Ma è stato anche un amore chiuso improvvisamente nel cassetto, quello per il giornalismo al fronte. “Come quando smetti di fumare: un giorno ho detto ‘adesso basta’. Volevo fare altre cose”. Sono venute le trasmissioni di informazione, la direzione di una rete. A chi lo ascolta, ora, viene in mente il titolo dell’autobiografia di Gabriel Garcìa Marquez: “Vivere per raccontarla”. Ma Di Mare no. Vivere per vivere, dice con ogni parola e ogni gesto. “Non so se riusciremo a farle, tutte le cose che vogliamo fare, con mia figlia Stella, con il mio amore Giulia, con le mie sorelle, con i miei amici”, dice, e nella stanza, dal terrazzino, entra l’aria di primavera che prima, nel giorno nuvoloso, si era nascosta chissà dove.

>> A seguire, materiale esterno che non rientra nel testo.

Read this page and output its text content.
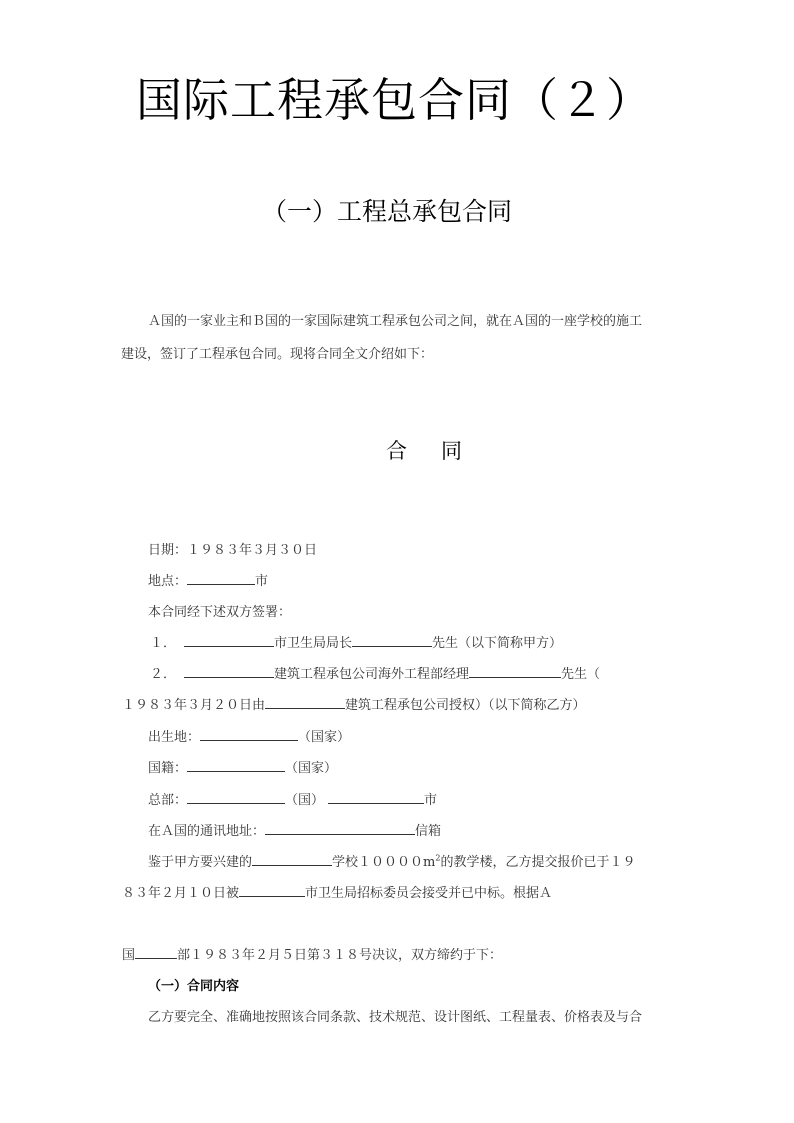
国际工程承包合同（２）
（一）工程总承包合同
Ａ国的一家业主和Ｂ国的一家国际建筑工程承包公司之间，就在Ａ国的一座学校的施工
建设，签订了工程承包合同。现将合同全文介绍如下：
合 同
日期：１９８３年３月３０日
地点：	市
本合同经下述双方签署：
１．	市卫生局局长	先生（以下简称甲方）
２．	建筑工程承包公司海外工程部经理	先生（
１９８３年３月２０日由	建筑工程承包公司授权）（以下简称乙方）
出生地：	（国家）
国籍：	（国家）
总部：	（国）	市
在Ａ国的通讯地址：	信箱
鉴于甲方要兴建的	学校$10000m^2$的教学楼，乙方提交报价已于１９
８３年２月１０日被	市卫生局招标委员会接受并已中标。根据Ａ
国	部１９８３年２月５日第３１８号决议，双方缔约于下：
（一）合同内容
乙方要完全、准确地按照该合同条款、技术规范、设计图纸、工程量表、价格表及与合
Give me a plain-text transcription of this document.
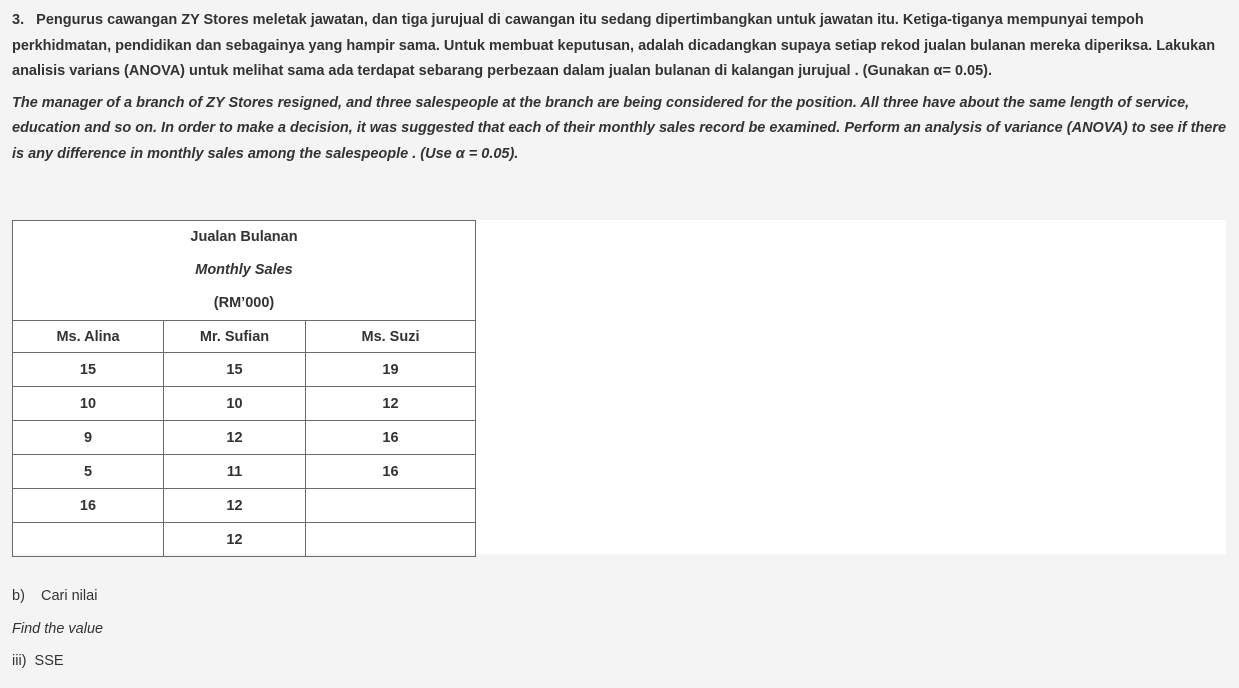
3.   Pengurus cawangan ZY Stores meletak jawatan, dan tiga jurujual di cawangan itu sedang dipertimbangkan untuk jawatan itu. Ketiga-tiganya mempunyai tempoh perkhidmatan, pendidikan dan sebagainya yang hampir sama. Untuk membuat keputusan, adalah dicadangkan supaya setiap rekod jualan bulanan mereka diperiksa. Lakukan analisis varians (ANOVA) untuk melihat sama ada terdapat sebarang perbezaan dalam jualan bulanan di kalangan jurujual . (Gunakan α= 0.05).

The manager of a branch of ZY Stores resigned, and three salespeople at the branch are being considered for the position. All three have about the same length of service, education and so on. In order to make a decision, it was suggested that each of their monthly sales record be examined. Perform an analysis of variance (ANOVA) to see if there is any difference in monthly sales among the salespeople . (Use α = 0.05).

Jualan Bulanan
Monthly Sales
(RM’000)		

Ms. Alina	Mr. Sufian	Ms. Suzi
15	15	19
10	10	12
9	12	16
5	11	16
16	12	
	12	
b)    Cari nilai
Find the value
iii)  SSE
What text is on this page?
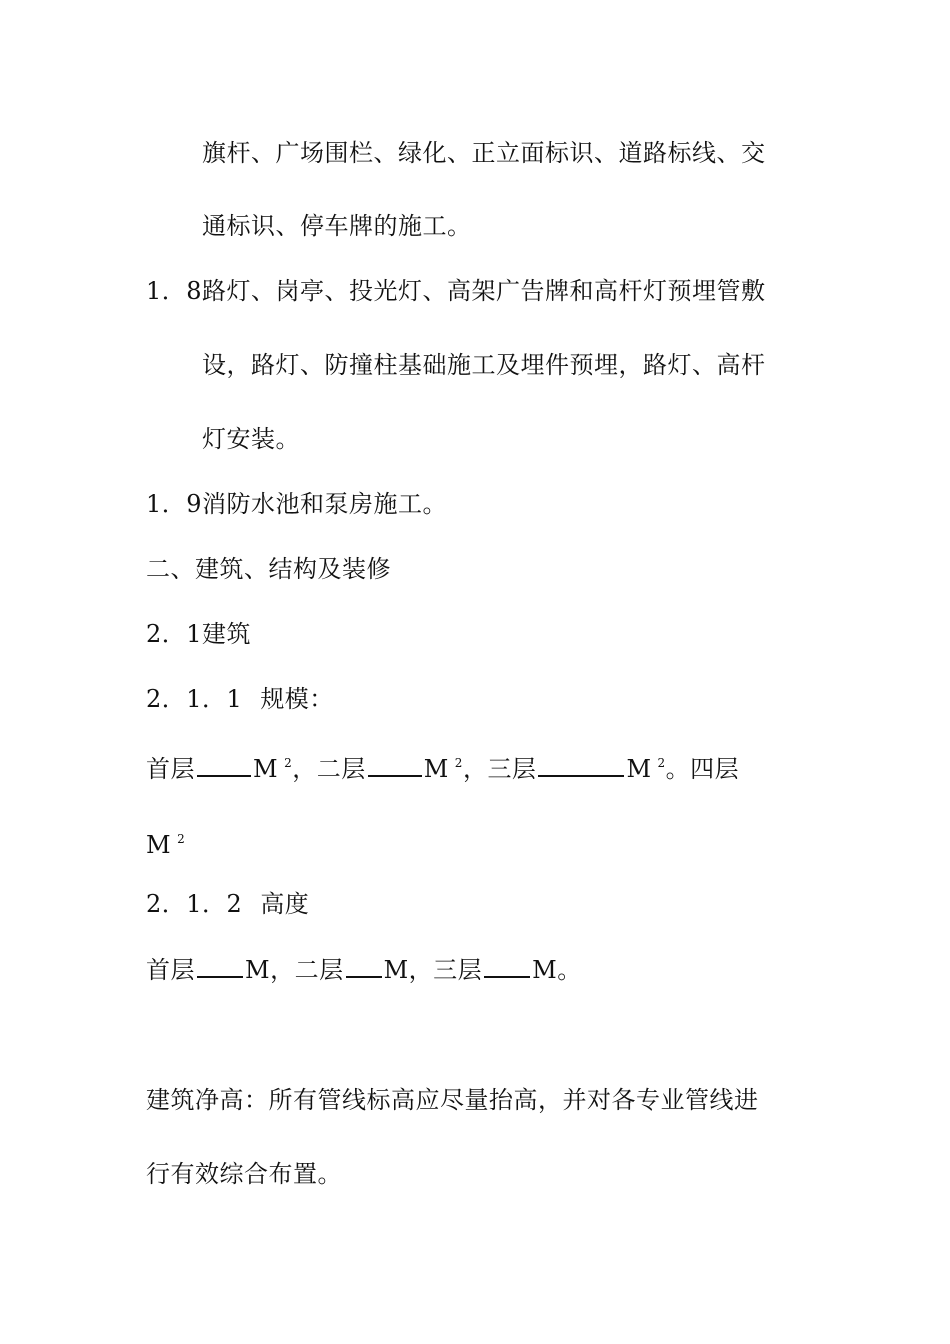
旗杆、广场围栏、绿化、正立面标识、道路标线、交
通标识、停车牌的施工。
1．8路灯、岗亭、投光灯、高架广告牌和高杆灯预埋管敷
设，路灯、防撞柱基础施工及埋件预埋，路灯、高杆
灯安装。
1．9消防水池和泵房施工。
二、建筑、结构及装修
2．1建筑
2．1．1 规模：
首层 M $^2$，二层 M $^2$，三层	M $^2$。四层
M $^2$
2．1．2 高度
首层 M，二层 M，三层 M。
建筑净高：所有管线标高应尽量抬高，并对各专业管线进
行有效综合布置。
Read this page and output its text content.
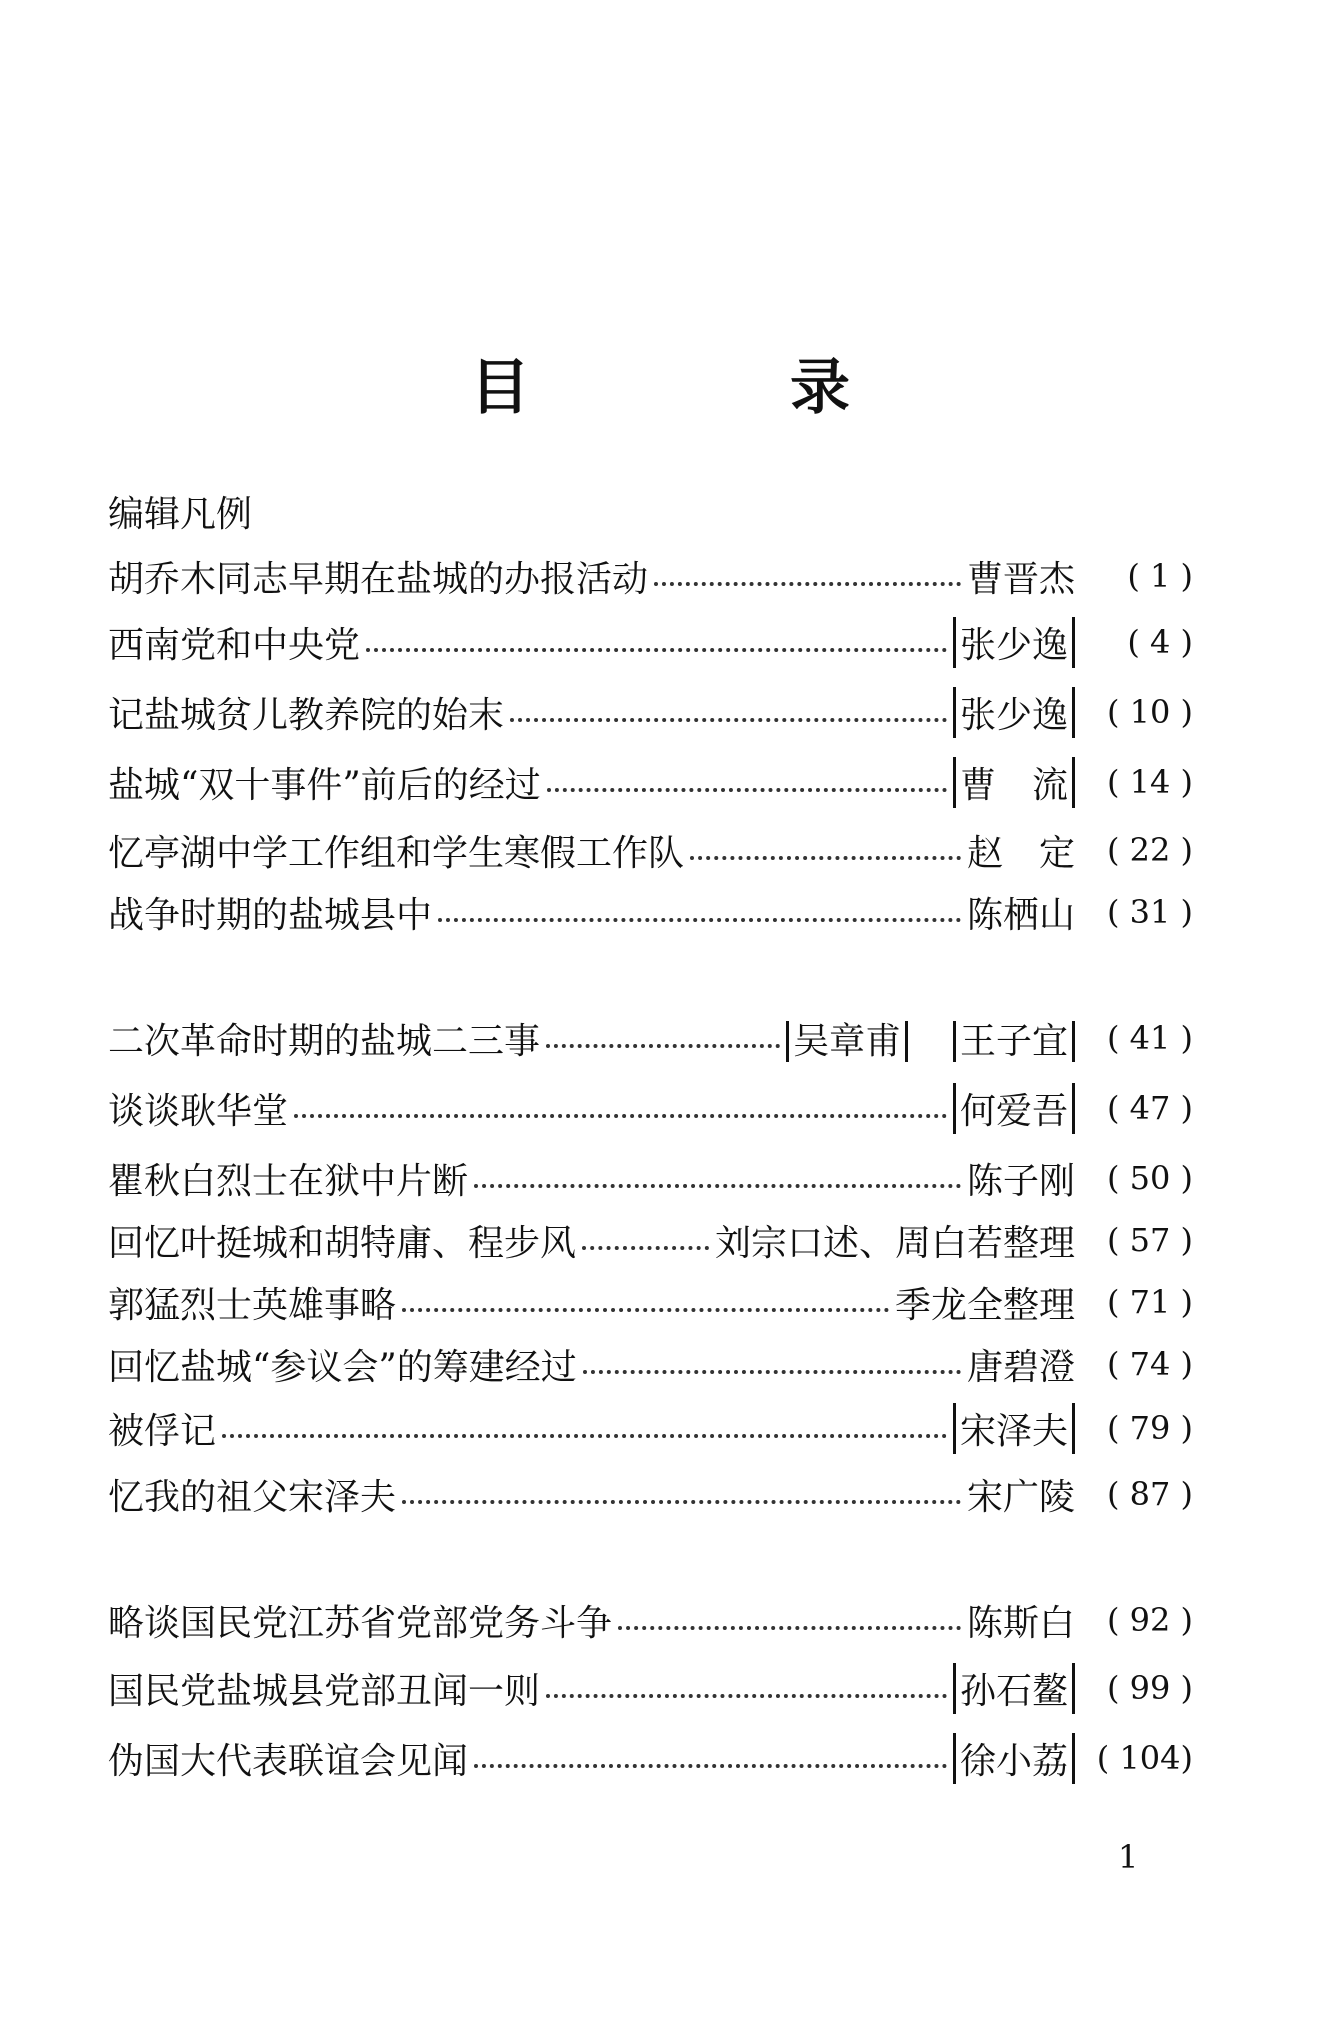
目　录
编辑凡例
胡乔木同志早期在盐城的办报活动	曹晋杰	( 1 )
西南党和中央党	张少逸	( 4 )
记盐城贫儿教养院的始末	张少逸	( 10 )
盐城“双十事件”前后的经过	曹　流	( 14 )
忆亭湖中学工作组和学生寒假工作队	赵　定 ( 22 )
战争时期的盐城县中	陈栖山 ( 31 )
二次革命时期的盐城二三事	吴章甫 王子宜	( 41 )
谈谈耿华堂	何爱吾	( 47 )
瞿秋白烈士在狱中片断	陈子刚 ( 50 )
回忆叶挺城和胡特庸、程步风	刘宗口述、周白若整理 ( 57 )
郭猛烈士英雄事略	季龙全整理 ( 71 )
回忆盐城“参议会”的筹建经过	唐碧澄 ( 74 )
被俘记	宋泽夫	( 79 )
忆我的祖父宋泽夫	宋广陵 ( 87 )
略谈国民党江苏省党部党务斗争	陈斯白 ( 92 )
国民党盐城县党部丑闻一则	孙石鳌	( 99 )
伪国大代表联谊会见闻	徐小荔 ( 104)
1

“La mia vita senza me”: all’intrusa cronista viene in mente, uscendo, forse perché Di Mare scrive e parla in modo cinematografico, il film di Isabel Coixet in cui la protagonista, dopo aver appreso di avere un male incurabile, pianifica tutti gli obiettivi da raggiungere prima, durante e dopo il suo ultimo periodo sulla Terra. Caro male, non mi spegnerai, diceva la sua faccia mentre programmava questo e quello. Caro alieno, dice la faccia di Di Mare mentre ricorda, sorride e si preoccupa che il caffè per l’ospite sia buono, che rabbia serena che mi fai. Che rabbia serena che mi fa non poterti dire, come alla sigaretta: adesso basta, voglio fare altre cose.